Hancock was born in Longview, but grew up in Texas City. His father, John Lee Hancock Sr.,[1] played football for Baylor and in the NFL[2] and went on to become a football coach at Texas City High School. His mother, Sue Hancock is a retired English teacher who taught in the Texas City ISD. The eldest of four children (two brothers and one sister), John Jr. played football and competed in swimming while in high school (his brother played briefly in the NFL).[3] Throughout high school and when home from college, John worked in his grandfather's pipe fabrication shop, located near the industrial refineries of his hometown, Texas City, Texas. Hancock received his bachelor's degree in English from Baylor in 1979 and earned a J.D. degree from Baylor Law School in 1982.[4][5]
Career
After working in a Houston law firm for four years, he decided to pursue screenwriting and moved to Los Angeles. Choosing not to take the California bar exam and practice law in California, Hancock instead held numerous non-legal jobs those next few years, took acting classes, and worked in local theater. He debuted as both a screenwriter and director with 1991's Hard Time Romance, and another screenplay he wrote in 1991 was noticed by Clint Eastwood and went on to become A Perfect World directed by Eastwood and starring Eastwood and Kevin Costner. He went on to produce the critically acclaimed My Dog Skip before finding widespread recognition as director of The Rookie, which won an ESPY in 2002 for "Best Sports Movie" and was both critically and commercially successful. He also wrote the screenplay for Midnight in the Garden of Good and Evil and directed The Alamo,[6] a remake of the 1960 film. It starred Dennis Quaid, Billy Bob Thornton, Jason Patric and Patrick Wilson.
After a five-year absence from directing spent honing his screenwriting skills, Hancock returned to both his football and Christian roots with 2009's The Blind Side, a biographical sports drama film starring Quinton Aaron as Michael Oher, a homeless, 350-pound African-American teenager who ended up becoming the Baltimore Ravens' first-round pick in the 2009 NFL draft, and Sandra Bullock as Leigh Anne Tuohy, a well-off Memphis woman who makes room in her life for Oher.
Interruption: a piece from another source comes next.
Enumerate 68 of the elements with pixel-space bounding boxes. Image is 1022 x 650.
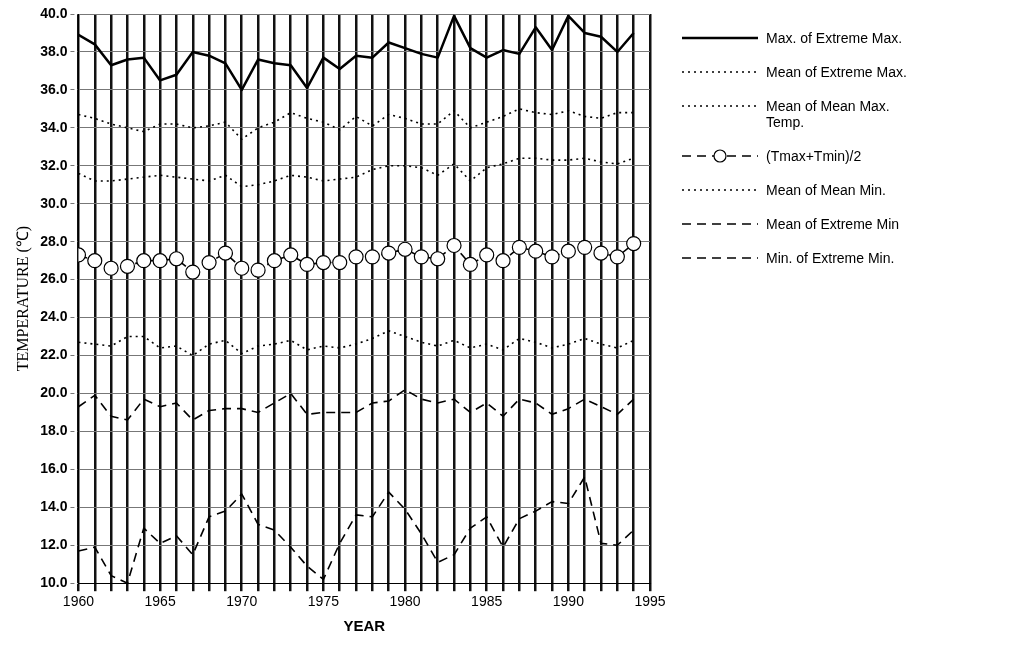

With a budget of $29 million, the film grossed over $309 million, becoming Hancock's highest-grossing film to date, and received two Academy Award nominations for Best Picture and Best Actress, with Bullock winning the latter award. Bullock also won Screen Actors Guild and Golden Globe awards for her portrayal of Tuohy.
In 2022, he wrote and directed Mr. Harrigan's Phone. Based on a short story by Stephen King, which appears in the collection If It Bleeds, the film follows a boy who befriends an older billionaire who lives in his small town. When the man dies, the boy finds himself able to communicate with his friend from the grave by leaving voicemails on the iPhone that was buried with him.[10]